Imagine that you have a directory on your computer with 8 FLAC music files. Great format on purpose, clean audio.
Now imagine that you want to convert these files from FLAC to MP3 (not so good) because your cd-player (nor mine) recognize the FLAC format. You will create your own code to convert audio files:
First, let's get a list of the audios using a method I invented now.
FlacAudio[] audioFiles = FlacHelper.ReadFromDirectory("caminhoDoDiretorio");
Ready, we have a list of the 8 music files.
Now let's convert them:
List<Mp3Audio> mp3Files = new List<Mp3Audio>();
foreach (FlacAudio file in audioFiles)
{
Mp3Audio mp3 = FlacHelper.ConvertToMp3(file);
mp3Files.Add(mp3);
}
// Salvar os arquivos convertidos no diretório destino...
Here, in this iterator foreach
only one thread is used for each of the 8 files, so while the first one is being converted, the other 7 are impatient waiting. But look, you have an Intel Core I7 processor with 8 threads available, so why wait?
Let's rewrite code so that all processing power is enjoyed:
List<Mp3Audio> mp3Files = new List<Mp3Audio>();
Parallel.ForEach(audioFiles, file =>
{
Mp3Audio mp3 = FlacHelper.ConvertToMp3(file);
mp3Files.Add(mp3);
});
Now, in this code, the foreach
of Parallel
discovers and uses all the available threads of your processor so that the action, which in the case is to convert audio files, is executed in parallel, then each thread will convert a file at the same time.

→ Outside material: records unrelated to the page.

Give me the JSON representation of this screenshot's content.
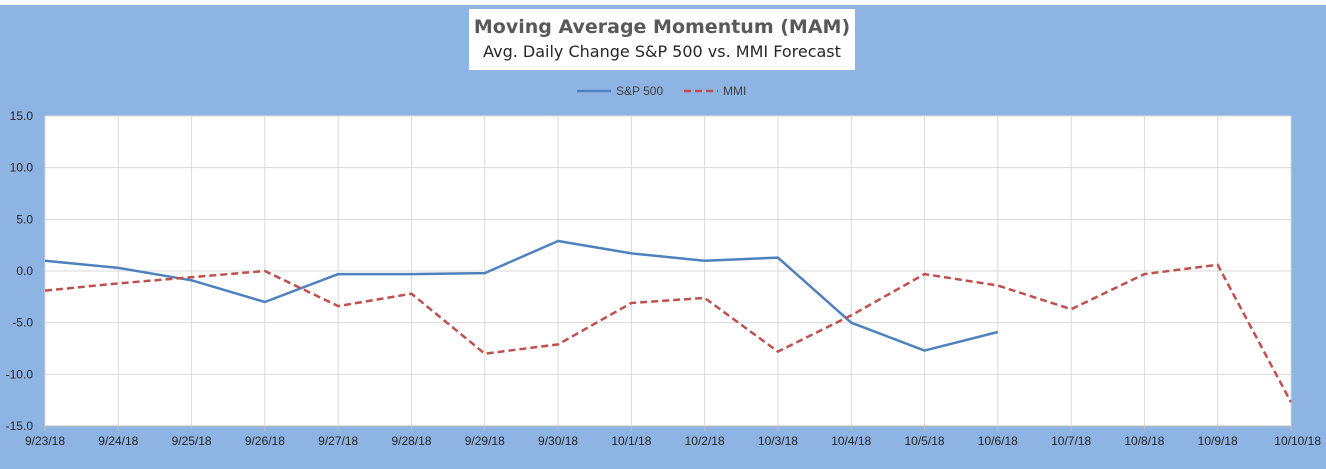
{
  "chart_data": {
    "type": "line",
    "title": "Moving Average Momentum (MAM)",
    "subtitle": "Avg. Daily Change S&P 500 vs. MMI Forecast",
    "xlabel": "",
    "ylabel": "",
    "categories": [
      "9/23/18",
      "9/24/18",
      "9/25/18",
      "9/26/18",
      "9/27/18",
      "9/28/18",
      "9/29/18",
      "9/30/18",
      "10/1/18",
      "10/2/18",
      "10/3/18",
      "10/4/18",
      "10/5/18",
      "10/6/18",
      "10/7/18",
      "10/8/18",
      "10/9/18",
      "10/10/18"
    ],
    "ylim": [
      -15,
      15
    ],
    "yticks": [
      -15,
      -10,
      -5,
      0,
      5,
      10,
      15
    ],
    "ytick_labels": [
      "-15.0",
      "-10.0",
      "-5.0",
      "0.0",
      "5.0",
      "10.0",
      "15.0"
    ],
    "grid": true,
    "legend_position": "top",
    "series": [
      {
        "name": "S&P 500",
        "color": "#4f81bd",
        "dash": "solid",
        "values": [
          1.0,
          0.3,
          -0.9,
          -3.0,
          -0.3,
          -0.3,
          -0.2,
          2.9,
          1.7,
          1.0,
          1.3,
          -5.0,
          -7.7,
          -5.9,
          null,
          null,
          null,
          null
        ]
      },
      {
        "name": "MMI",
        "color": "#c0504d",
        "dash": "dashed",
        "values": [
          -1.9,
          -1.2,
          -0.6,
          0.0,
          -3.4,
          -2.2,
          -8.0,
          -7.1,
          -3.1,
          -2.6,
          -7.8,
          -4.3,
          -0.3,
          -1.4,
          -3.7,
          -0.3,
          0.6,
          -12.7
        ]
      }
    ]
  }
}
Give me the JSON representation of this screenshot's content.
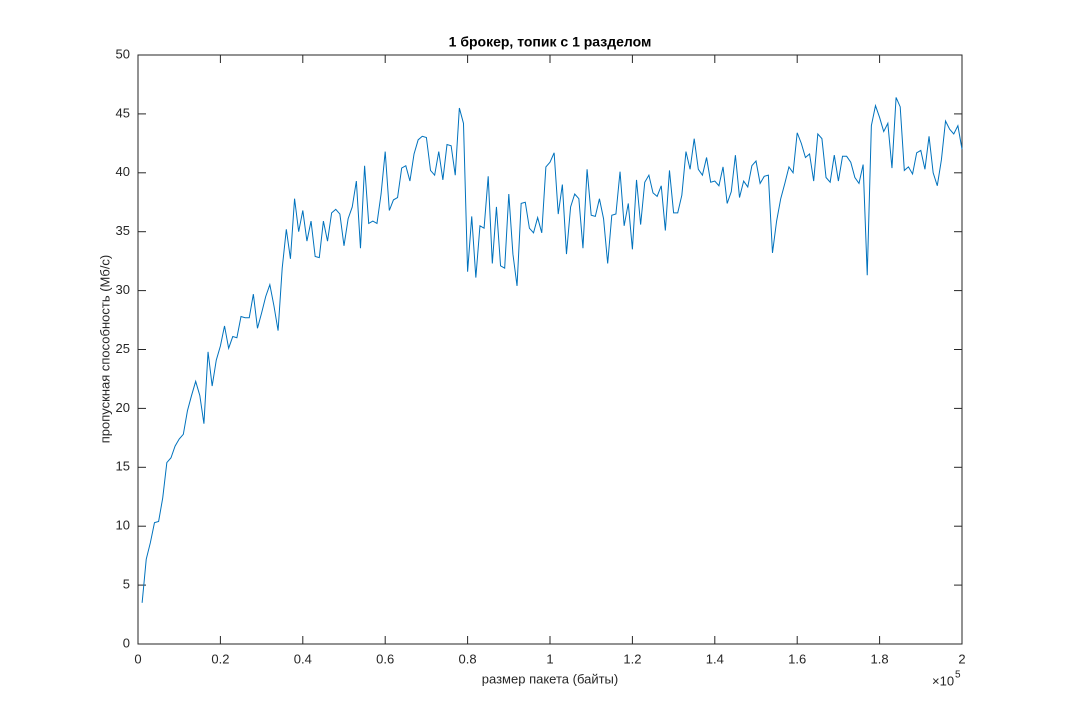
{
  "chart_data": {
    "type": "line",
    "title": "1 брокер, топик с 1 разделом",
    "x_label": "размер пакета (байты)",
    "y_label": "пропускная способность (Мб/с)",
    "x_multiplier": {
      "base": "×10",
      "exponent": "5"
    },
    "xlim": [
      0,
      2
    ],
    "xticks": [
      0,
      0.2,
      0.4,
      0.6,
      0.8,
      1,
      1.2,
      1.4,
      1.6,
      1.8,
      2
    ],
    "ylim": [
      0,
      50
    ],
    "yticks": [
      0,
      5,
      10,
      15,
      20,
      25,
      30,
      35,
      40,
      45,
      50
    ],
    "grid": false,
    "box": true,
    "x": [
      0.01,
      0.02,
      0.03,
      0.04,
      0.05,
      0.06,
      0.07,
      0.08,
      0.09,
      0.1,
      0.11,
      0.12,
      0.13,
      0.14,
      0.15,
      0.16,
      0.17,
      0.18,
      0.19,
      0.2,
      0.21,
      0.22,
      0.23,
      0.24,
      0.25,
      0.26,
      0.27,
      0.28,
      0.29,
      0.3,
      0.31,
      0.32,
      0.33,
      0.34,
      0.35,
      0.36,
      0.37,
      0.38,
      0.39,
      0.4,
      0.41,
      0.42,
      0.43,
      0.44,
      0.45,
      0.46,
      0.47,
      0.48,
      0.49,
      0.5,
      0.51,
      0.52,
      0.53,
      0.54,
      0.55,
      0.56,
      0.57,
      0.58,
      0.59,
      0.6,
      0.61,
      0.62,
      0.63,
      0.64,
      0.65,
      0.66,
      0.67,
      0.68,
      0.69,
      0.7,
      0.71,
      0.72,
      0.73,
      0.74,
      0.75,
      0.76,
      0.77,
      0.78,
      0.79,
      0.8,
      0.81,
      0.82,
      0.83,
      0.84,
      0.85,
      0.86,
      0.87,
      0.88,
      0.89,
      0.9,
      0.91,
      0.92,
      0.93,
      0.94,
      0.95,
      0.96,
      0.97,
      0.98,
      0.99,
      1,
      1.01,
      1.02,
      1.03,
      1.04,
      1.05,
      1.06,
      1.07,
      1.08,
      1.09,
      1.1,
      1.11,
      1.12,
      1.13,
      1.14,
      1.15,
      1.16,
      1.17,
      1.18,
      1.19,
      1.2,
      1.21,
      1.22,
      1.23,
      1.24,
      1.25,
      1.26,
      1.27,
      1.28,
      1.29,
      1.3,
      1.31,
      1.32,
      1.33,
      1.34,
      1.35,
      1.36,
      1.37,
      1.38,
      1.39,
      1.4,
      1.41,
      1.42,
      1.43,
      1.44,
      1.45,
      1.46,
      1.47,
      1.48,
      1.49,
      1.5,
      1.51,
      1.52,
      1.53,
      1.54,
      1.55,
      1.56,
      1.57,
      1.58,
      1.59,
      1.6,
      1.61,
      1.62,
      1.63,
      1.64,
      1.65,
      1.66,
      1.67,
      1.68,
      1.69,
      1.7,
      1.71,
      1.72,
      1.73,
      1.74,
      1.75,
      1.76,
      1.77,
      1.78,
      1.79,
      1.8,
      1.81,
      1.82,
      1.83,
      1.84,
      1.85,
      1.86,
      1.87,
      1.88,
      1.89,
      1.9,
      1.91,
      1.92,
      1.93,
      1.94,
      1.95,
      1.96,
      1.97,
      1.98,
      1.99,
      2
    ],
    "series": [
      {
        "color": "#0072bd",
        "values": [
          3.5,
          7.2,
          8.6,
          10.3,
          10.4,
          12.4,
          15.4,
          15.8,
          16.8,
          17.4,
          17.8,
          19.8,
          21.1,
          22.3,
          21.1,
          18.7,
          24.8,
          21.9,
          24.1,
          25.3,
          27.0,
          25.1,
          26.1,
          26.0,
          27.8,
          27.7,
          27.7,
          29.7,
          26.8,
          28.1,
          29.5,
          30.5,
          28.7,
          26.6,
          31.9,
          35.2,
          32.7,
          37.8,
          35.0,
          36.8,
          34.2,
          35.9,
          32.9,
          32.8,
          35.9,
          34.2,
          36.6,
          36.9,
          36.5,
          33.8,
          36.1,
          37.1,
          39.3,
          33.6,
          40.6,
          35.7,
          35.9,
          35.7,
          38.2,
          41.8,
          36.8,
          37.7,
          37.9,
          40.4,
          40.6,
          39.3,
          41.6,
          42.8,
          43.1,
          43.0,
          40.2,
          39.8,
          41.8,
          39.4,
          42.4,
          42.3,
          39.8,
          45.5,
          44.2,
          31.6,
          36.3,
          31.1,
          35.5,
          35.3,
          39.7,
          32.3,
          37.1,
          32.1,
          31.9,
          38.2,
          33.1,
          30.4,
          37.4,
          37.5,
          35.3,
          34.9,
          36.2,
          34.9,
          40.5,
          40.9,
          41.7,
          36.5,
          39.0,
          33.1,
          37.1,
          38.2,
          37.8,
          33.6,
          40.3,
          36.4,
          36.3,
          37.8,
          36.1,
          32.3,
          36.4,
          36.5,
          40.1,
          35.5,
          37.4,
          33.5,
          39.4,
          35.6,
          39.2,
          39.8,
          38.3,
          38.0,
          38.9,
          35.1,
          40.2,
          36.6,
          36.6,
          38.1,
          41.8,
          40.3,
          42.9,
          40.3,
          39.8,
          41.3,
          39.2,
          39.3,
          38.9,
          40.5,
          37.4,
          38.4,
          41.5,
          37.9,
          39.3,
          38.8,
          40.6,
          41.0,
          39.1,
          39.7,
          39.8,
          33.2,
          35.9,
          37.8,
          39.1,
          40.5,
          40.0,
          43.4,
          42.5,
          41.3,
          41.6,
          39.3,
          43.3,
          42.9,
          39.6,
          39.2,
          41.5,
          39.3,
          41.4,
          41.4,
          40.9,
          39.6,
          39.1,
          40.7,
          31.3,
          44.0,
          45.7,
          44.7,
          43.5,
          44.2,
          40.4,
          46.4,
          45.6,
          40.2,
          40.5,
          39.9,
          41.7,
          41.9,
          40.3,
          43.1,
          40.0,
          38.9,
          41.1,
          44.4,
          43.7,
          43.3,
          44.0,
          42.0
        ]
      }
    ]
  }
}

Considering that it would take 1 minute for each file, the default%% would take a total of 8 minutes, whereas a foreach
would take 1 minute considering 8 files in the directory and a processor with 8 threads.
Parallel.ForEach
works just as you imagine it:
List<Mp3Audio> mp3Files = new List<Mp3Audio>();
Parallel.For(0, files.Length - 1,
index => {
Mp3Audio mp3 = FlacHelper.ConvertToMp3(audioFiles[index]);
mp3Files.Add(mp3);
}); // Index é o número da iteração atual, que neste caso parte de zero e é incrementada a cada iteração.
When to use:
For operations that are CPU-dependent and can be run in parallel when there is more than one occurrence of the item being processed, similarly to our list of songs.
Leave it :
Using Parallel.For
in simple operations / iterations that do not use many resources is not guaranteed to be faster than a% default%. In fact, the cost of allocating threads in the way that Parallel.ForEach
does can cause an overhead to let its code slow down, so the "weight" of the operation to be executed within foreach
is what it will dictate if it compensates or not the use of the parallel form.